Since I read your post Tulip, I've been thinking about the verse in Matt 25, I think it's 40 because the cheesy line is "Do it for shorty".
This verse talks about how as we serve others we are actually serving Him. I looked at it in a new way today thanks to you. When we do something kind and loving for someone else, it not only sends a message to them that we care about them but, that God cares about them. Back to the flowers, things like that were such a comfort to me in the weeks and months after Angela's birth.

They were witnesses of love to me and I was comforted by them.

Wysteria, I'm sorry about your sister's experience with her visiting teachers.
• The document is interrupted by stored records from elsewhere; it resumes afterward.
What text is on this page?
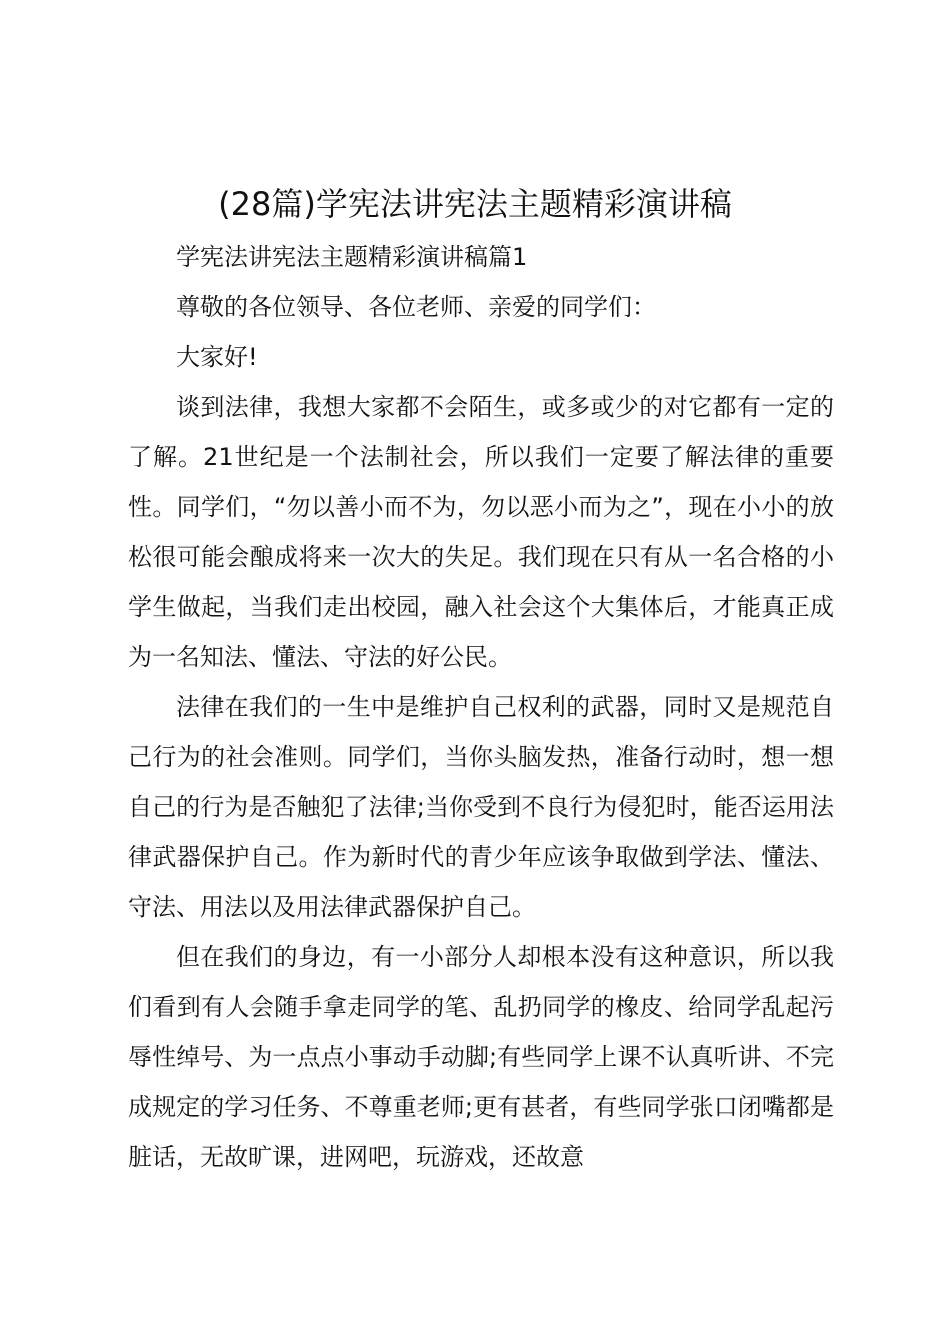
(28篇)学宪法讲宪法主题精彩演讲稿

学宪法讲宪法主题精彩演讲稿篇1

尊敬的各位领导、各位老师、亲爱的同学们：

大家好!

谈到法律，我想大家都不会陌生，或多或少的对它都有一定的了解。21世纪是一个法制社会，所以我们一定要了解法律的重要性。同学们，“勿以善小而不为，勿以恶小而为之”，现在小小的放松很可能会酿成将来一次大的失足。我们现在只有从一名合格的小学生做起，当我们走出校园，融入社会这个大集体后，才能真正成为一名知法、懂法、守法的好公民。

法律在我们的一生中是维护自己权利的武器，同时又是规范自己行为的社会准则。同学们，当你头脑发热，准备行动时，想一想自己的行为是否触犯了法律;当你受到不良行为侵犯时，能否运用法律武器保护自己。作为新时代的青少年应该争取做到学法、懂法、守法、用法以及用法律武器保护自己。

但在我们的身边，有一小部分人却根本没有这种意识，所以我们看到有人会随手拿走同学的笔、乱扔同学的橡皮、给同学乱起污辱性绰号、为一点点小事动手动脚;有些同学上课不认真听讲、不完成规定的学习任务、不尊重老师;更有甚者，有些同学张口闭嘴都是脏话，无故旷课，进网吧，玩游戏，还故意
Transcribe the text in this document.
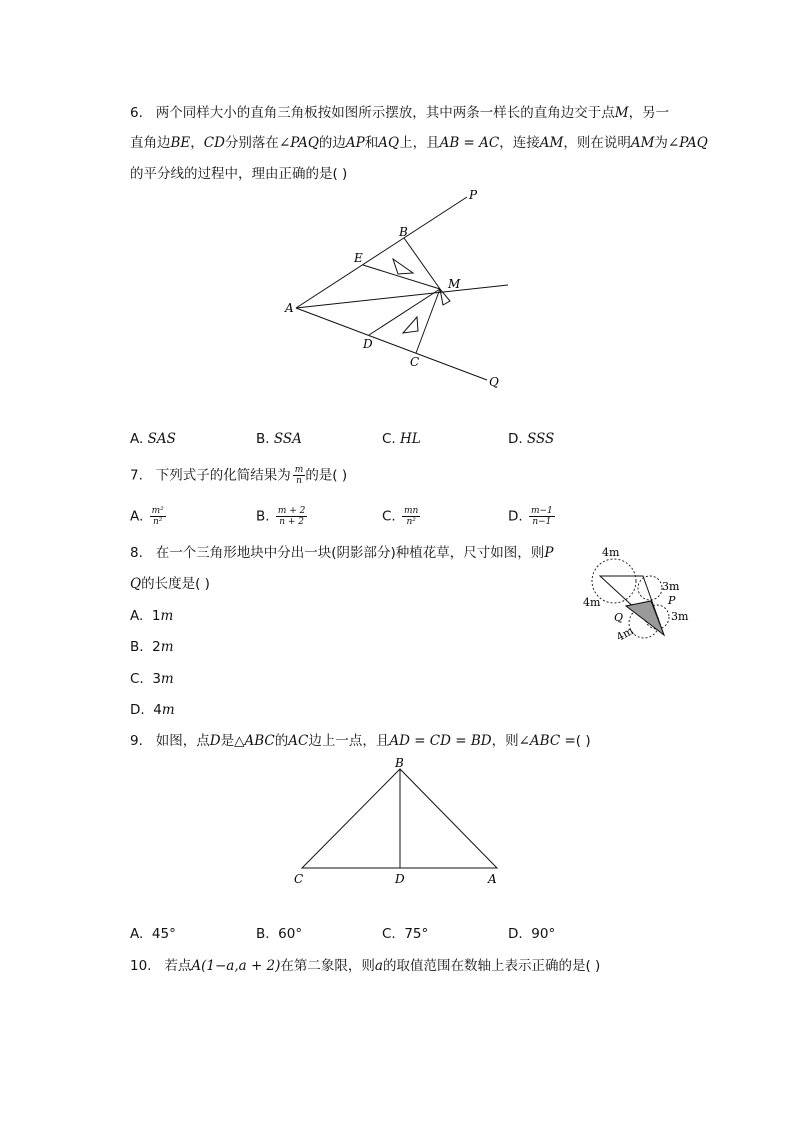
6. 两个同样大小的直角三角板按如图所示摆放，其中两条一样长的直角边交于点M，另一
直角边BE，CD分别落在∠PAQ的边AP和AQ上，且AB = AC，连接AM，则在说明AM为∠PAQ
的平分线的过程中，理由正确的是( )
P
B
E
M
A
D
C
Q
A. SAS	B. SSA	C. HL	D. SSS
7. 下列式子的化简结果为 $\frac{m}{n}$ 的是( )
A. $\frac{\text{m²}}{\text{n²}}$	B. $\frac{m + 2}{n + 2}$	C. $\frac{mn}{\text{n²}}$	D. $\frac{m-1}{n-1}$
8. 在一个三角形地块中分出一块(阴影部分)种植花草，尺寸如图，则P
Q的长度是( )
4m
3m
P
4m
Q	3m
4m
A. 1m
B. 2m
C. 3m
D. 4m
9. 如图，点D是△ABC的AC边上一点，且AD = CD = BD，则∠ABC =( )
B
C	D	A
A. 45°	B. 60°	C. 75°	D. 90°
10. 若点A(1−a,a + 2)在第二象限，则a的取值范围在数轴上表示正确的是( )
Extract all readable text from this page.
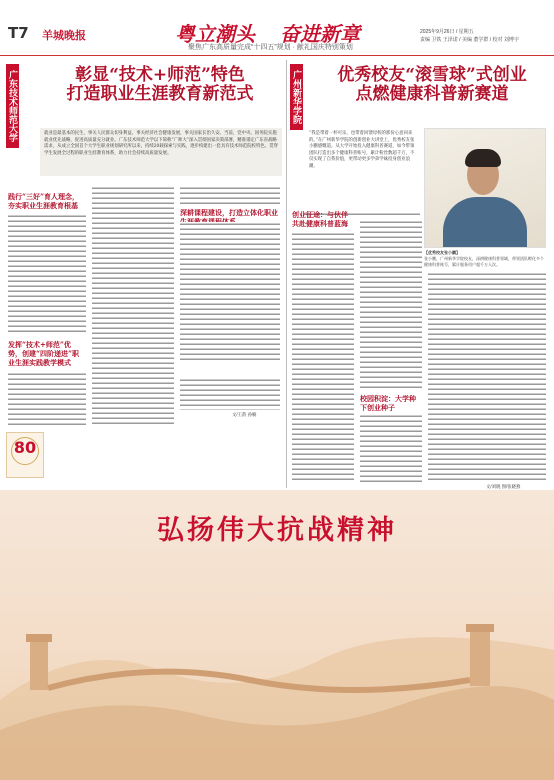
T7 羊城晚报	粤立潮头 奋进新章
聚焦广东高质量完成“十四五”规划 · 献礼国庆特别策划
2025年9月26日 / 星期五
责编 卫铁 王泽诺 / 美编 董学群 / 校对 刘博宇
广东技术师范大学	彰显“技术+师范”特色
打造职业生涯教育新范式
就业是最基本的民生，事关人民群众切身利益，事关经济社会健康发展，事关国家长治久安。当前，党中央、国务院实施就业优先战略，促进高质量充分就业。广东技术师范大学以下简称“广师大”深入贯彻国家决策部署，精准锚定广东省战略需求，从成立全国首个大学生职业规划研究所以来，持续20载探索与实践，逐步构建出一套具有技术师范院校特色、贯穿学生发展全过程的职业生涯教育体系，助力社会持续高质量发展。
践行“三好”育人理念，夯实职业生涯教育根基
发挥“技术+师范”优势，创建“四阶递进”职业生涯实践教学模式
深耕课程建设，打造立体化职业
文/王韵 孙楠
80
广州新华学院	优秀校友“滚雪球”式创业
点燃健康科普新赛道
“我是带着一杯可乐，也带着回馈母校的那份心意回来的。”在广州新华学院的创新创业大讲堂上，优秀校友张小鹏感慨道。从大学开始投入健康科普赛道，如今带领团队打造出多个健康科普账号，累计粉丝数超千万，不仅实现了自我价值，更带动更多学弟学妹投身创业浪潮。
【优秀校友张小鹏】
张小鹏，广州新华学院校友，深耕健康科普领域，带领团队孵化多个健康科普账号，累计服务用户超千万人次。
创业征途：与伙伴共赴健康科普蓝海
校园积淀：大学种下创业种子
文/刘晓 图/张晓燕
弘扬伟大抗战精神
I think if we can get beyond the duties in the church and be like Akeelah and the Bee, gotta see that show if you haven't, there are beautiful mysteries to discover. Not doing the duty of visiting teaching just because it's a duty, but seeing them as your friends that even if you don't know them well at first, you get to know them, their likes and dislikes, their background, when there sick, even if it's just a little cold, take them some soup, try to find ways to lighten their daily load once in a while instead of waiting to do something big and spectacular.

So, I've been rambling but, it's something I've been thinking a lot about lately. I just try to act on the little nice thoughts about doing this or that for someone instead of the not so nice thoughts. I try to stick those in my garbage disposal!